Renato Ramalho

Personal information
- Full name: Renato Ramalho
- Born: April 17, 1968 (age 58) Curitiba, Paraná, Brazil
- Height: 1.85 m (6 ft 1 in)
- Weight: 86 kg (190 lb)

Sport
- Sport: Swimming
- Strokes: Medley
- Club: Curitibano / Flamengo / Pinheiros
- College team: Arizona State University

Medal record
| Men's swimming |
| Representing Brazil |

= Renato Ramalho =

Brazilian swimmer (born 1968)

Renato Ramalho (born April 17, 1968, in Curitiba) is a former international medley swimmer from Brazil. He participated for his native country at the 1988 Summer Olympics and 1992 Summer Olympics.

He started swimming at the age of five, at Clube Israelita Paranaense. His father, former captain of the Brazil men's national volleyball team along with other swimming enthusiasts, formed a parents' association to promote the competitive team, in the 1970s, called Clube do Golfinho. Over time, the association grew and, faced with the lack of interest on the part of Clube Israelita to keep the team competitive, the parents bought a plot of land, built the swimming pool and founded the Clube do Golfinho, in 1977.

At the age of 11, due to the departure of coach Carlos Fernandez, he joined Clube Curitibano. At the age of 13, coach Glauco Putomati, arguing that Renato had no talent for swimming, suggested that he go play volleyball, as his father had done. His mother did not accept the denial and appealed to the coach of the women's team, Leonardo Del Vescovo, to train him. Even with resistance, this happened and, after a year, the groups were unified. At 16 he was Brazilian champion.

Ramalho participated at the 1987 Pan American Games in Indianapolis, finishing 4th in the 400-metre individual medley.

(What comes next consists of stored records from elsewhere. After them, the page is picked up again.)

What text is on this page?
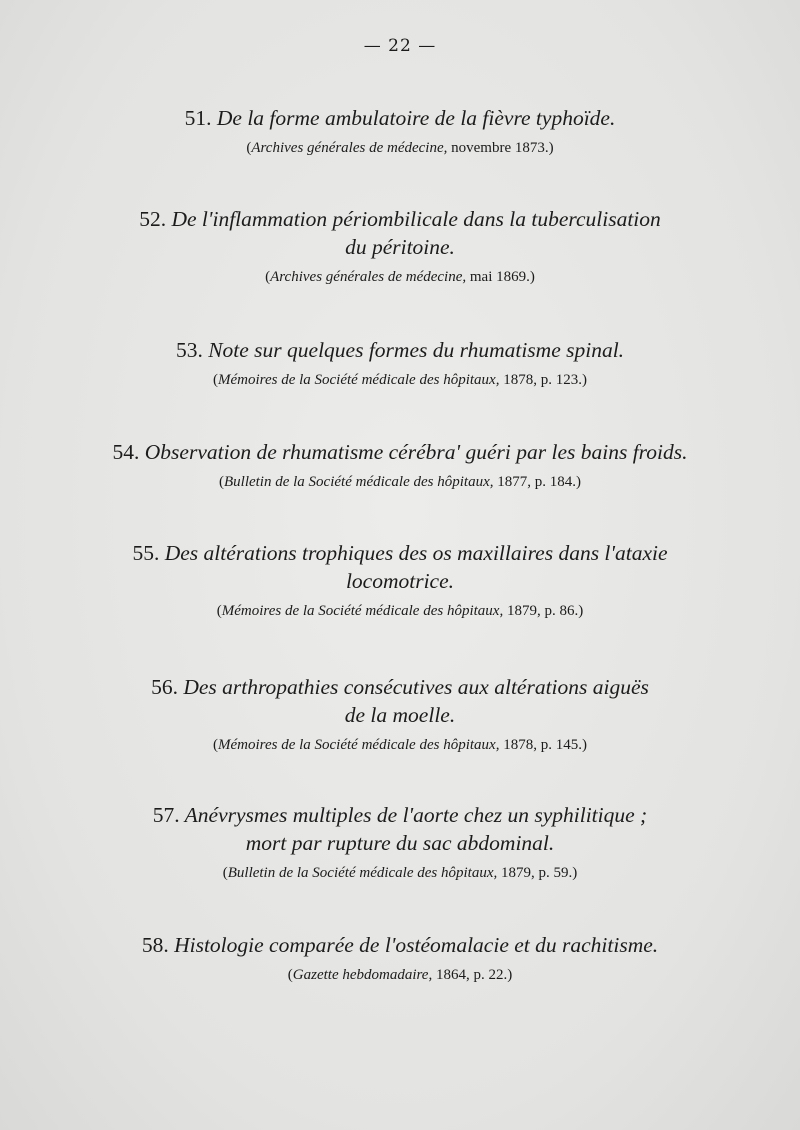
— 22 —
51. De la forme ambulatoire de la fièvre typhoïde.
(Archives générales de médecine, novembre 1873.)
52. De l'inflammation périombilicale dans la tuberculisation
du péritoine.
(Archives générales de médecine, mai 1869.)
53. Note sur quelques formes du rhumatisme spinal.
(Mémoires de la Société médicale des hôpitaux, 1878, p. 123.)
54. Observation de rhumatisme cérébra' guéri par les bains froids.
(Bulletin de la Société médicale des hôpitaux, 1877, p. 184.)
55. Des altérations trophiques des os maxillaires dans l'ataxie
locomotrice.
(Mémoires de la Société médicale des hôpitaux, 1879, p. 86.)
56. Des arthropathies consécutives aux altérations aiguës
de la moelle.
(Mémoires de la Société médicale des hôpitaux, 1878, p. 145.)
57. Anévrysmes multiples de l'aorte chez un syphilitique ;
mort par rupture du sac abdominal.
(Bulletin de la Société médicale des hôpitaux, 1879, p. 59.)
58. Histologie comparée de l'ostéomalacie et du rachitisme.
(Gazette hebdomadaire, 1864, p. 22.)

At the 1988 Summer Olympics in Seoul, he finished 24th in the 400-metre individual medley, and 29th in the 200-metre individual medley.

On December 1, 1990, he broke the short-course Brazilian record in the 400-metre individual medley, with a time of 4:19.20. In late 2001, the record was still his.

He was at the 1991 World Aquatics Championships in Perth, where he finished 15th in the 400-metre individual medley, and 34th in the 200-metre individual medley.

Ramalho participated at the 1991 Pan American Games in Havana, finishing 6th in the 400-metre individual medley, and 8th in the 200-metre individual medley.

At the 1992 Summer Olympics in Barcelona, Ramalho finished 21st in the 400-metre individual medley, and 35th in the 200-metre individual medley.

Ramalho was seven times Brazilian medley champion, in the 90s. After retiring from swimming, Renato graduated in Business in Arizona in 1995 and returned to Brazil to undertake in Curitiba. After that, became a partner of Gustavo Borges in a swimming academy. In March 2002 was inaugurated the 1st unit of the academy, which now has 5 units.